La même source a précisé que le rapport cite des preuves fournies par une source anonyme qui affirme que plusieurs "Mirages 9-2000" étaient utilisés dans deux bases à l'intérieur de la Libye au moment de l'attaque, indiquant que l'Égypte et les Émirats arabes unis qui soutiennent le maréchal Khalifa Haftar, sont propriétaires de nombreux Mirages qui combattent en Libye.

Selon "BBC", un porte-parole de l'armée égyptienne a refusé de "commenter les informations données par le rapport avant sa parution".

Le rapport indique que "deux bases : Jufra (Centre) et Khadem (Est) sont utilisées par des Mirages.

En 2017, les Nations unies avaient affirmé que les Émirats arabes unis ont créé la base de Khadem et apporté leur soutien au maréchal Haftar, rappelle-t-on.

Le rapport soutient qu'il "est très probable que l'attaque soit menée par l'utilisation de missiles dirigés avec précision par des avions de guerre appartenant à un pays membre des Nations unies et qui soutient directement les forces du maréchal Haftar".

Mais le rapport ne cite pas le nom du pays, affirmant que "l'enquête continuait pour l'obtention de plus de preuves".

Le Conseil de sécurité impose un embargo contre l'importation des armes en Libye, mais l'envoyé de l'ONU a plusieurs fois affirmé que "de nombreux pays violent l'embargo et fournissent les parties en conflit en armes, pendant que d'autres participent directement à la guerre".

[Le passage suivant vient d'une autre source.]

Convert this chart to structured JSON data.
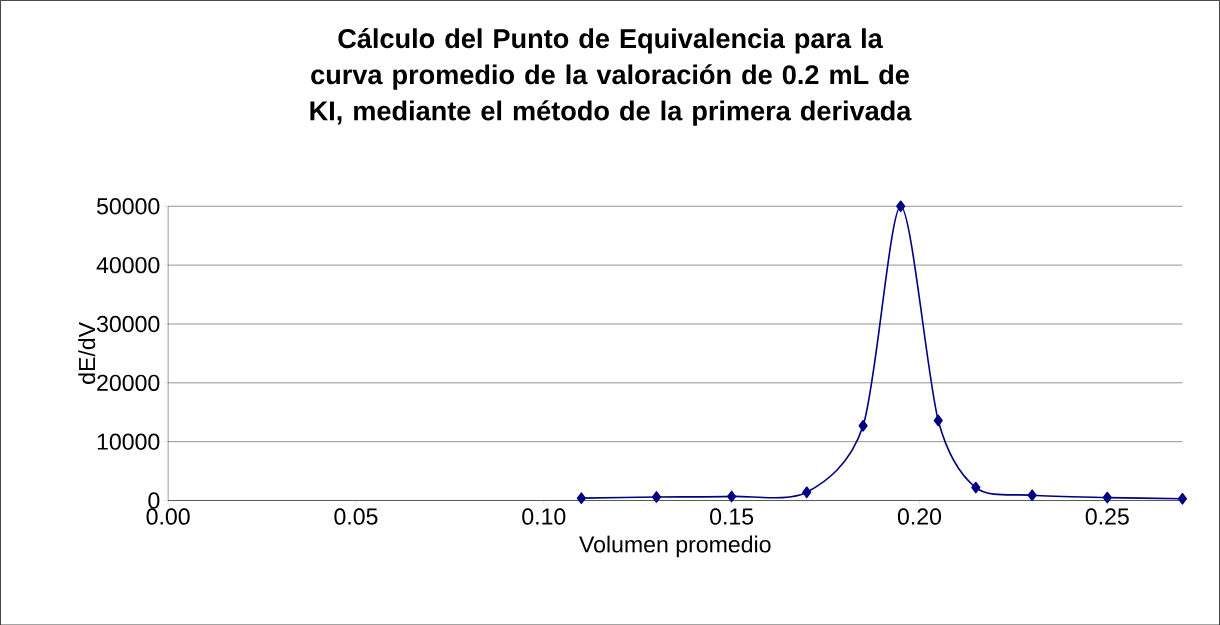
{
  "chart_data": {
    "type": "line",
    "title": "Cálculo del Punto de Equivalencia para la curva promedio de la valoración de 0.2 mL de KI, mediante el método de la primera derivada",
    "xlabel": "Volumen promedio",
    "ylabel": "dE/dV",
    "x": [
      0.11,
      0.13,
      0.15,
      0.17,
      0.185,
      0.195,
      0.205,
      0.215,
      0.23,
      0.25,
      0.27
    ],
    "series": [
      {
        "color": "#000080",
        "values": [
          400,
          600,
          700,
          1400,
          12700,
          50000,
          13600,
          2200,
          900,
          500,
          300
        ]
      }
    ],
    "xlim": [
      0,
      0.27
    ],
    "ylim": [
      0,
      50000
    ],
    "xticks": [
      {
        "value": 0,
        "label": "0.00"
      },
      {
        "value": 0.05,
        "label": "0.05"
      },
      {
        "value": 0.1,
        "label": "0.10"
      },
      {
        "value": 0.15,
        "label": "0.15"
      },
      {
        "value": 0.2,
        "label": "0.20"
      },
      {
        "value": 0.25,
        "label": "0.25"
      }
    ],
    "yticks": [
      0,
      10000,
      20000,
      30000,
      40000,
      50000
    ],
    "grid": "y",
    "marker": "diamond",
    "line_style": "solid"
  }
}
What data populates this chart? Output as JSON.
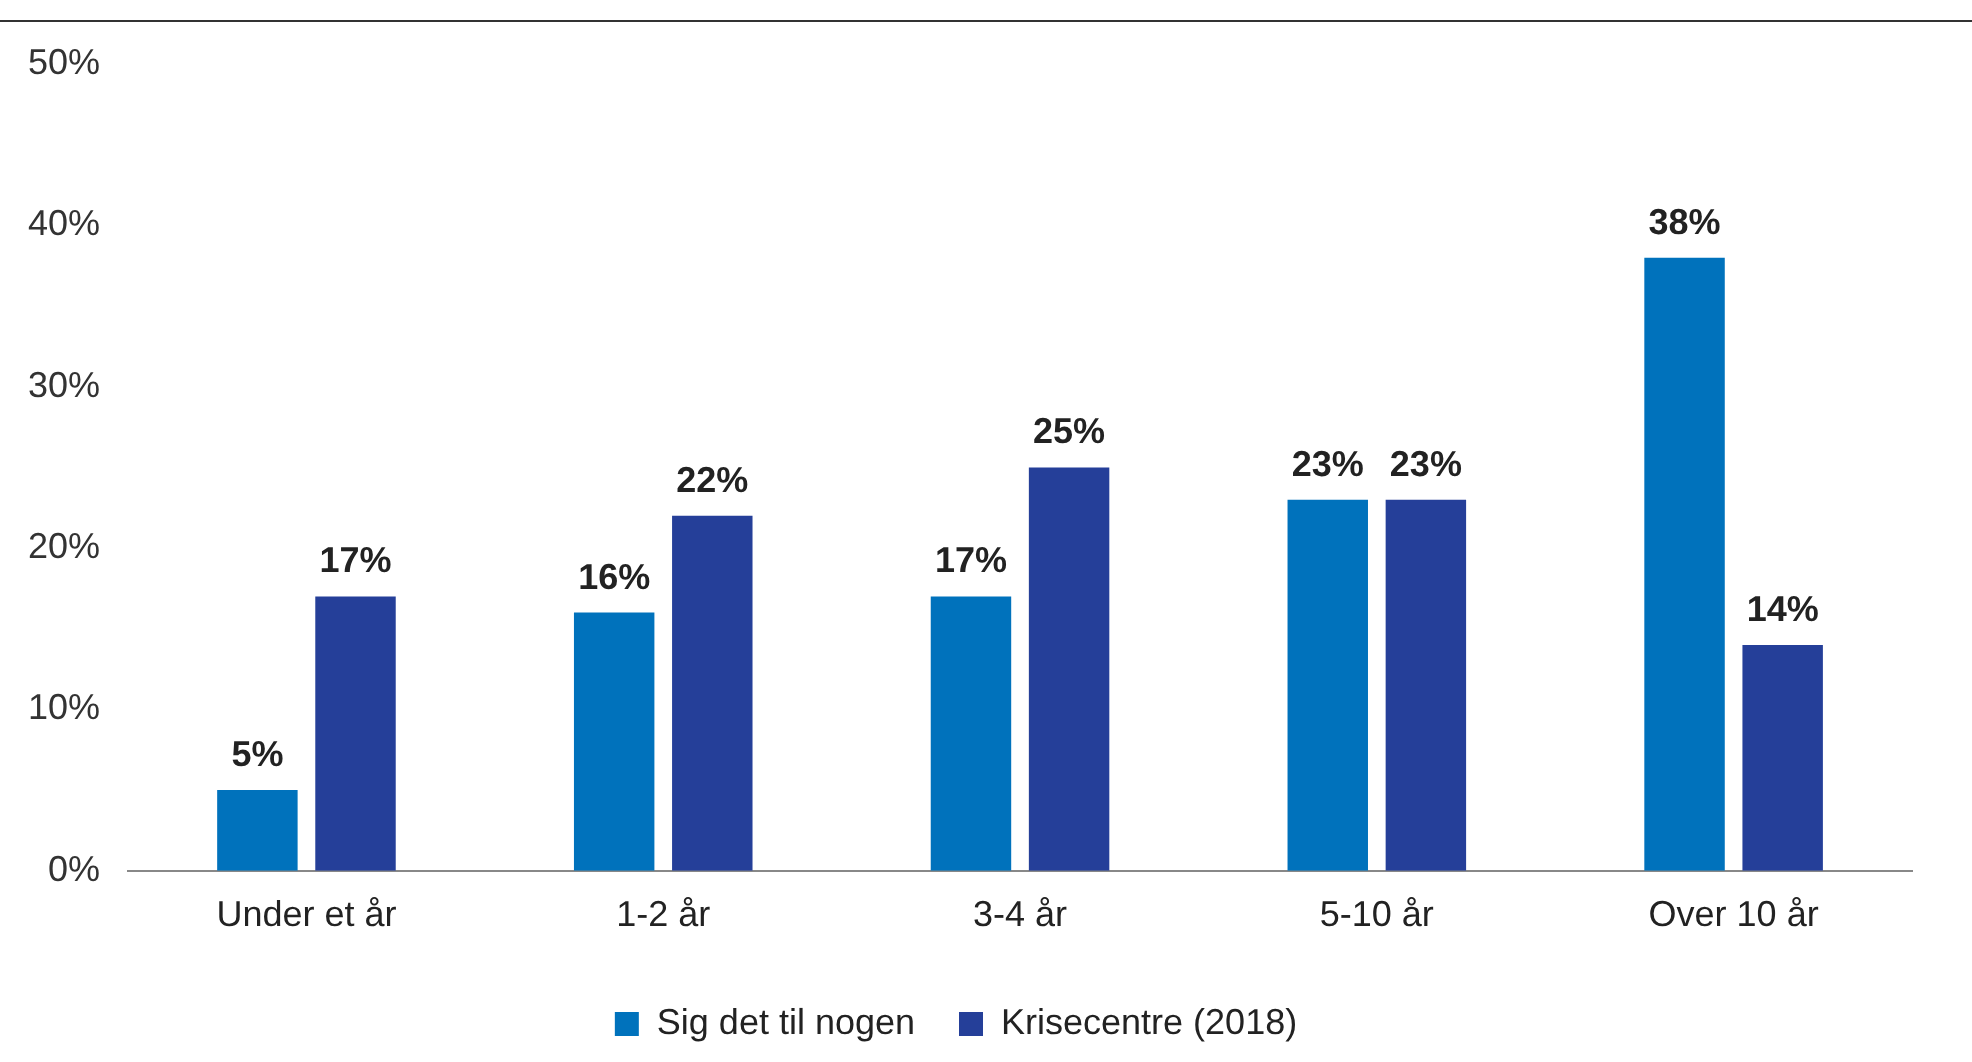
{
  "chart_data": {
    "type": "bar",
    "categories": [
      "Under et år",
      "1-2 år",
      "3-4 år",
      "5-10 år",
      "Over 10 år"
    ],
    "series": [
      {
        "name": "Sig det til nogen",
        "color": "#0072bc",
        "values": [
          5,
          16,
          17,
          23,
          38
        ],
        "value_labels": [
          "5%",
          "16%",
          "17%",
          "23%",
          "38%"
        ]
      },
      {
        "name": "Krisecentre (2018)",
        "color": "#253f99",
        "values": [
          17,
          22,
          25,
          23,
          14
        ],
        "value_labels": [
          "17%",
          "22%",
          "25%",
          "23%",
          "14%"
        ]
      }
    ],
    "ylim": [
      0,
      50
    ],
    "yticks": [
      {
        "value": 0,
        "label": "0%"
      },
      {
        "value": 10,
        "label": "10%"
      },
      {
        "value": 20,
        "label": "20%"
      },
      {
        "value": 30,
        "label": "30%"
      },
      {
        "value": 40,
        "label": "40%"
      },
      {
        "value": 50,
        "label": "50%"
      }
    ],
    "grid": false,
    "legend": "bottom"
  }
}
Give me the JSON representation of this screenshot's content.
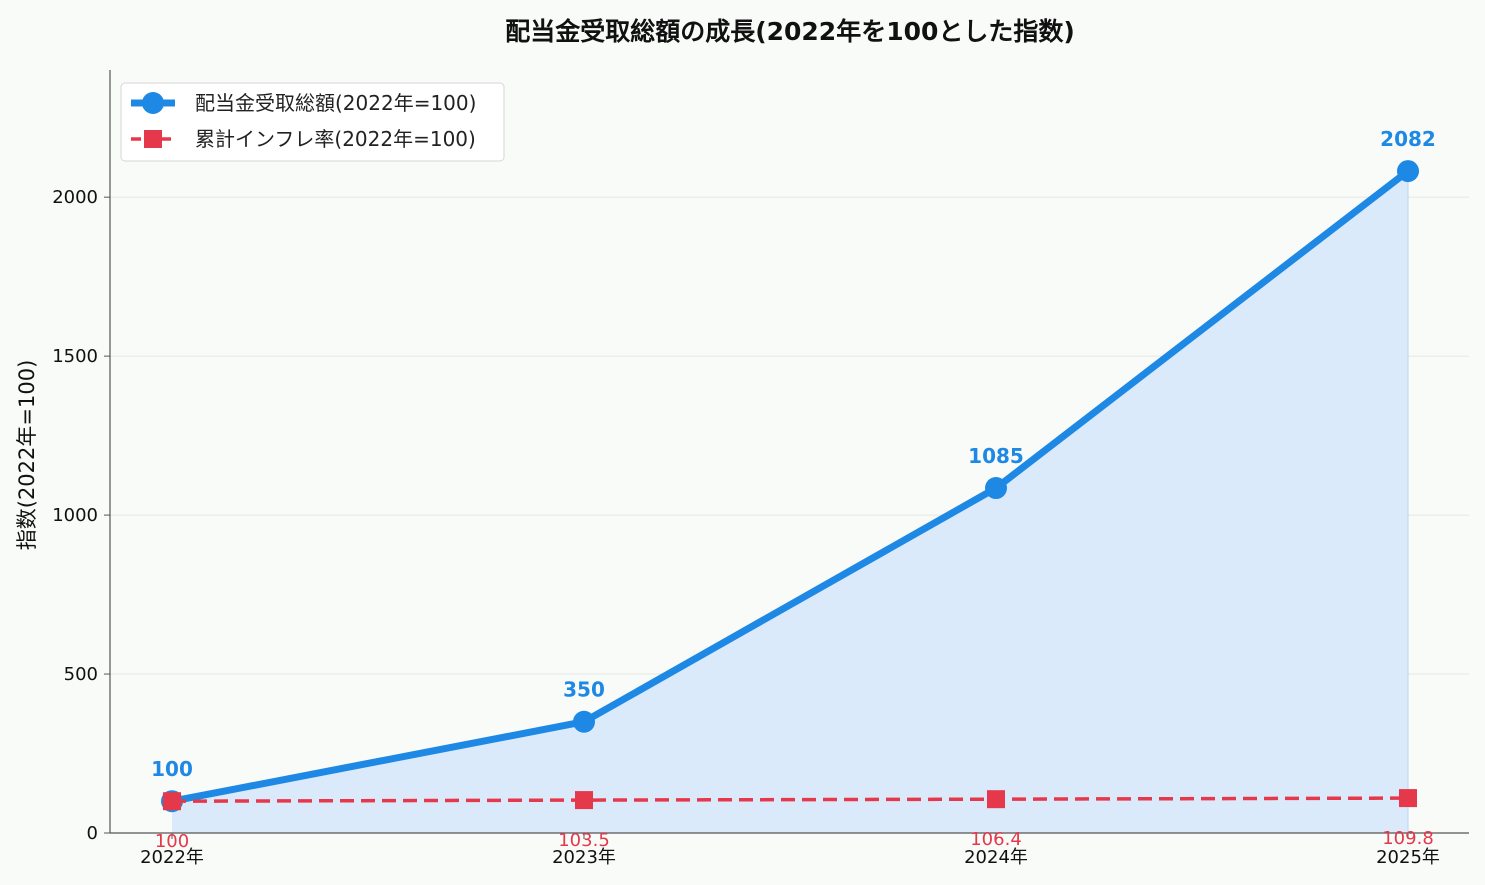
{
  "chart_data": {
    "type": "line",
    "title": "配当金受取総額の成長(2022年を100とした指数)",
    "ylabel": "指数(2022年=100)",
    "categories": [
      "2022年",
      "2023年",
      "2024年",
      "2025年"
    ],
    "ylim": [
      0,
      2400
    ],
    "yticks": [
      0,
      500,
      1000,
      1500,
      2000
    ],
    "grid": "horizontal",
    "legend_position": "top-left",
    "series": [
      {
        "name": "配当金受取総額(2022年=100)",
        "values": [
          100,
          350,
          1085,
          2082
        ],
        "labels": [
          "100",
          "350",
          "1085",
          "2082"
        ],
        "color": "#1e88e5",
        "fill_color": "#dbeafa",
        "marker": "circle",
        "line_style": "solid",
        "area_fill": true
      },
      {
        "name": "累計インフレ率(2022年=100)",
        "values": [
          100,
          103.5,
          106.4,
          109.8
        ],
        "labels": [
          "100",
          "103.5",
          "106.4",
          "109.8"
        ],
        "color": "#e5384a",
        "marker": "square",
        "line_style": "dashed",
        "area_fill": false
      }
    ]
  }
}
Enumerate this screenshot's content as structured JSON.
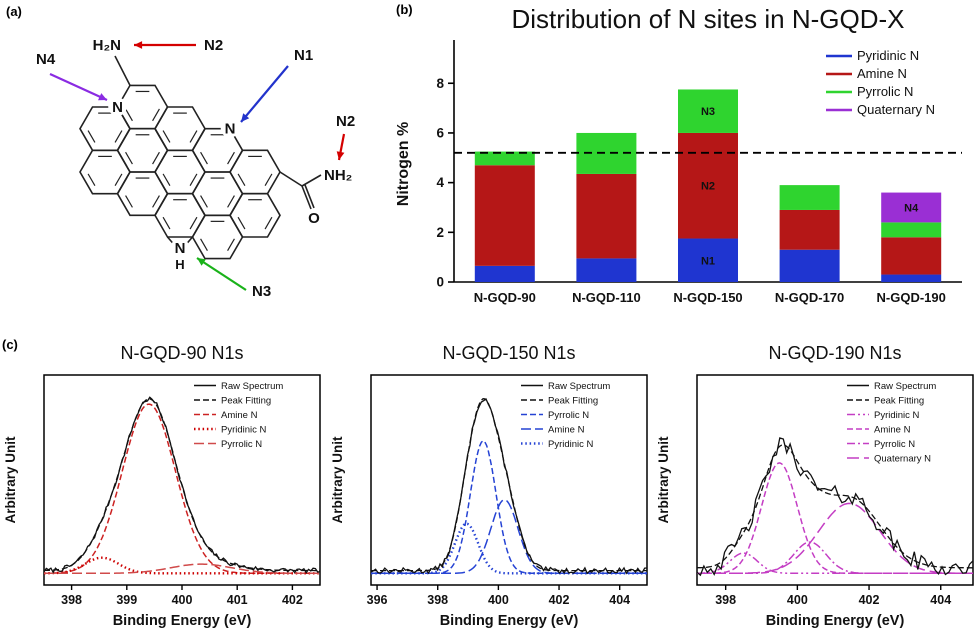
{
  "panels": {
    "a": "(a)",
    "b": "(b)",
    "c": "(c)"
  },
  "structure": {
    "amine_top": "H₂N",
    "amide_n": "NH₂",
    "amide_o": "O",
    "ring_n": "N",
    "pyrrolic_n": "N",
    "pyrrolic_h": "H",
    "atom_color": "#2244cc",
    "oxygen_color": "#d40000",
    "bond_color": "#222222",
    "annotations": [
      {
        "id": "n2-top",
        "text": "N2",
        "arrow_color": "#d40000"
      },
      {
        "id": "n1",
        "text": "N1",
        "arrow_color": "#2233cc"
      },
      {
        "id": "n4",
        "text": "N4",
        "arrow_color": "#8a2be2"
      },
      {
        "id": "n2-right",
        "text": "N2",
        "arrow_color": "#d40000"
      },
      {
        "id": "n3",
        "text": "N3",
        "arrow_color": "#1ab21a"
      }
    ]
  },
  "chart_data": [
    {
      "type": "bar",
      "stacked": true,
      "title": "Distribution of N sites in N-GQD-X",
      "xlabel": "",
      "ylabel": "Nitrogen %",
      "ylim": [
        0,
        9.5
      ],
      "yticks": [
        0,
        2,
        4,
        6,
        8
      ],
      "grid": false,
      "legend_position": "top-right",
      "categories": [
        "N-GQD-90",
        "N-GQD-110",
        "N-GQD-150",
        "N-GQD-170",
        "N-GQD-190"
      ],
      "series": [
        {
          "name": "Pyridinic N",
          "color": "#1f35d0",
          "values": [
            0.65,
            0.95,
            1.75,
            1.3,
            0.3
          ]
        },
        {
          "name": "Amine N",
          "color": "#b51717",
          "values": [
            4.05,
            3.4,
            4.25,
            1.6,
            1.5
          ]
        },
        {
          "name": "Pyrrolic N",
          "color": "#2fd42f",
          "values": [
            0.55,
            1.65,
            1.75,
            1.0,
            0.6
          ]
        },
        {
          "name": "Quaternary N",
          "color": "#9a2fd4",
          "values": [
            0,
            0,
            0,
            0,
            1.2
          ]
        }
      ],
      "segment_labels": [
        {
          "category": "N-GQD-150",
          "series": "Pyridinic N",
          "text": "N1"
        },
        {
          "category": "N-GQD-150",
          "series": "Amine N",
          "text": "N2"
        },
        {
          "category": "N-GQD-150",
          "series": "Pyrrolic N",
          "text": "N3"
        },
        {
          "category": "N-GQD-190",
          "series": "Quaternary N",
          "text": "N4"
        }
      ],
      "dashed_line_y": 5.2
    },
    {
      "type": "line",
      "title": "N-GQD-90 N1s",
      "xlabel": "Binding Energy (eV)",
      "ylabel": "Arbitrary Unit",
      "xlim": [
        397.5,
        402.5
      ],
      "xticks": [
        398,
        399,
        400,
        401,
        402
      ],
      "baseline": 0.035,
      "noise": 0.013,
      "seed": 7,
      "series": [
        {
          "name": "Raw Spectrum",
          "color": "#111111",
          "style": "solid",
          "role": "raw"
        },
        {
          "name": "Peak Fitting",
          "color": "#111111",
          "style": "dashed",
          "role": "fit"
        },
        {
          "name": "Amine N",
          "color": "#cc2222",
          "style": "dashed",
          "peak": {
            "center": 399.4,
            "height": 0.92,
            "width": 0.48
          }
        },
        {
          "name": "Pyridinic N",
          "color": "#cc0000",
          "style": "dotted",
          "peak": {
            "center": 398.55,
            "height": 0.085,
            "width": 0.3
          }
        },
        {
          "name": "Pyrrolic N",
          "color": "#d04a4a",
          "style": "dashed2",
          "peak": {
            "center": 400.35,
            "height": 0.05,
            "width": 0.55
          }
        }
      ]
    },
    {
      "type": "line",
      "title": "N-GQD-150 N1s",
      "xlabel": "Binding Energy (eV)",
      "ylabel": "Arbitrary Unit",
      "xlim": [
        395.8,
        404.9
      ],
      "xticks": [
        396,
        398,
        400,
        402,
        404
      ],
      "baseline": 0.035,
      "noise": 0.015,
      "seed": 13,
      "series": [
        {
          "name": "Raw Spectrum",
          "color": "#111111",
          "style": "solid",
          "role": "raw"
        },
        {
          "name": "Peak Fitting",
          "color": "#111111",
          "style": "dashed",
          "role": "fit"
        },
        {
          "name": "Pyrrolic N",
          "color": "#2543d4",
          "style": "dashed",
          "peak": {
            "center": 399.5,
            "height": 0.72,
            "width": 0.42
          }
        },
        {
          "name": "Amine N",
          "color": "#2543d4",
          "style": "dashed2",
          "peak": {
            "center": 400.2,
            "height": 0.4,
            "width": 0.45
          }
        },
        {
          "name": "Pyridinic N",
          "color": "#2543d4",
          "style": "dotted",
          "peak": {
            "center": 398.95,
            "height": 0.27,
            "width": 0.38
          }
        }
      ]
    },
    {
      "type": "line",
      "title": "N-GQD-190 N1s",
      "xlabel": "Binding Energy (eV)",
      "ylabel": "Arbitrary Unit",
      "xlim": [
        397.2,
        404.9
      ],
      "xticks": [
        398,
        400,
        402,
        404
      ],
      "baseline": 0.05,
      "noise": 0.05,
      "seed": 42,
      "series": [
        {
          "name": "Raw Spectrum",
          "color": "#111111",
          "style": "solid",
          "role": "raw"
        },
        {
          "name": "Peak Fitting",
          "color": "#111111",
          "style": "dashed",
          "role": "fit"
        },
        {
          "name": "Pyridinic N",
          "color": "#c43ec4",
          "style": "dashdotdot",
          "peak": {
            "center": 398.5,
            "height": 0.11,
            "width": 0.38
          }
        },
        {
          "name": "Amine N",
          "color": "#c43ec4",
          "style": "dashed",
          "peak": {
            "center": 399.5,
            "height": 0.6,
            "width": 0.5
          }
        },
        {
          "name": "Pyrrolic N",
          "color": "#c43ec4",
          "style": "dashdot",
          "peak": {
            "center": 400.35,
            "height": 0.17,
            "width": 0.45
          }
        },
        {
          "name": "Quaternary N",
          "color": "#c43ec4",
          "style": "longdash",
          "peak": {
            "center": 401.45,
            "height": 0.38,
            "width": 0.85
          }
        }
      ]
    }
  ]
}
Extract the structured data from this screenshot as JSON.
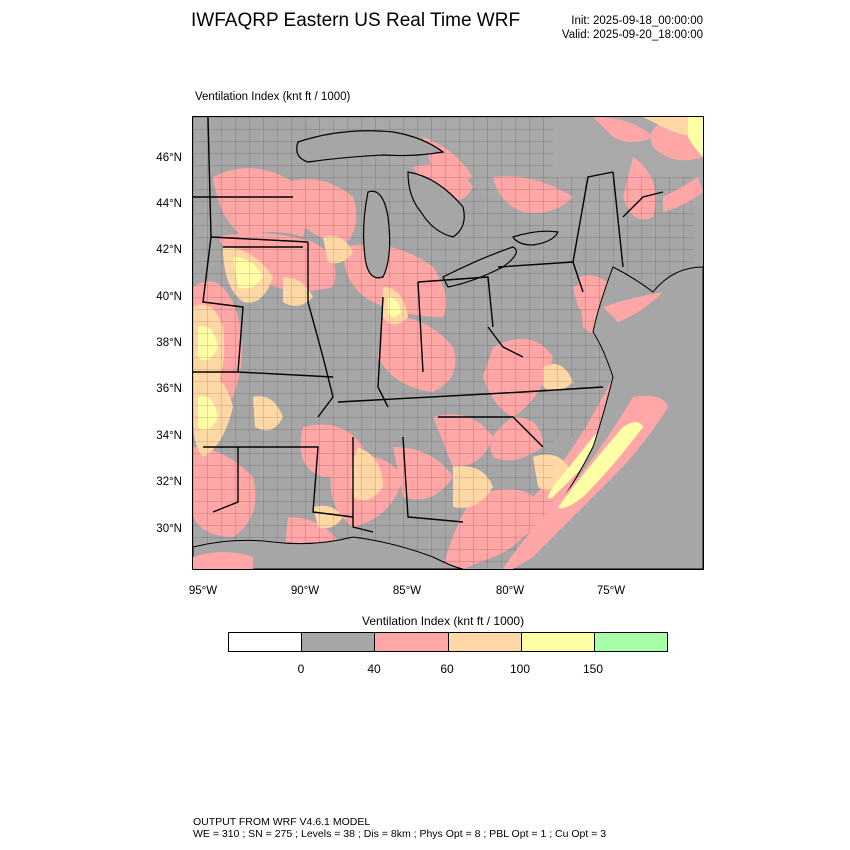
{
  "header": {
    "title": "IWFAQRP Eastern US Real Time WRF",
    "init": "Init: 2025-09-18_00:00:00",
    "valid": "Valid: 2025-09-20_18:00:00"
  },
  "field_label": "Ventilation Index   (knt ft / 1000)",
  "map": {
    "lat_labels": [
      "46°N",
      "44°N",
      "42°N",
      "40°N",
      "38°N",
      "36°N",
      "34°N",
      "32°N",
      "30°N"
    ],
    "lon_labels": [
      "95°W",
      "90°W",
      "85°W",
      "80°W",
      "75°W"
    ],
    "colors": {
      "land_low": "#a6a6a6",
      "pink": "#ffa6a6",
      "orange": "#ffd8a6",
      "yellow": "#ffffa6",
      "green": "#a6ffa6",
      "water": "#a6a6a6"
    }
  },
  "colorbar": {
    "title": "Ventilation Index  (knt ft / 1000)",
    "colors": [
      "#ffffff",
      "#a6a6a6",
      "#ffa6a6",
      "#ffd8a6",
      "#ffffa6",
      "#a6ffa6"
    ],
    "labels": [
      "0",
      "40",
      "60",
      "100",
      "150"
    ]
  },
  "footer": {
    "line1": "OUTPUT FROM WRF V4.6.1 MODEL",
    "line2": "WE = 310 ; SN = 275 ; Levels = 38 ; Dis = 8km ; Phys Opt = 8 ; PBL Opt = 1 ; Cu Opt = 3"
  }
}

Le Conseil d'État libyen, qui est un conseiller consultatif selon l'accord de Skhirat (Maroc), signé en décembre 2015, a appelé dans un communiqué publié tard dans la soirée de lundi dernier, à l'issue de sa réunion, le gouvernement d'entente nationale à boycotter et à traîner devant la justice les pays qui, à ses yeux, "soutiennent une guerre illégale et qui sont impliqués directement dans l'agression et à la tête desquels les Émirats arabes unis".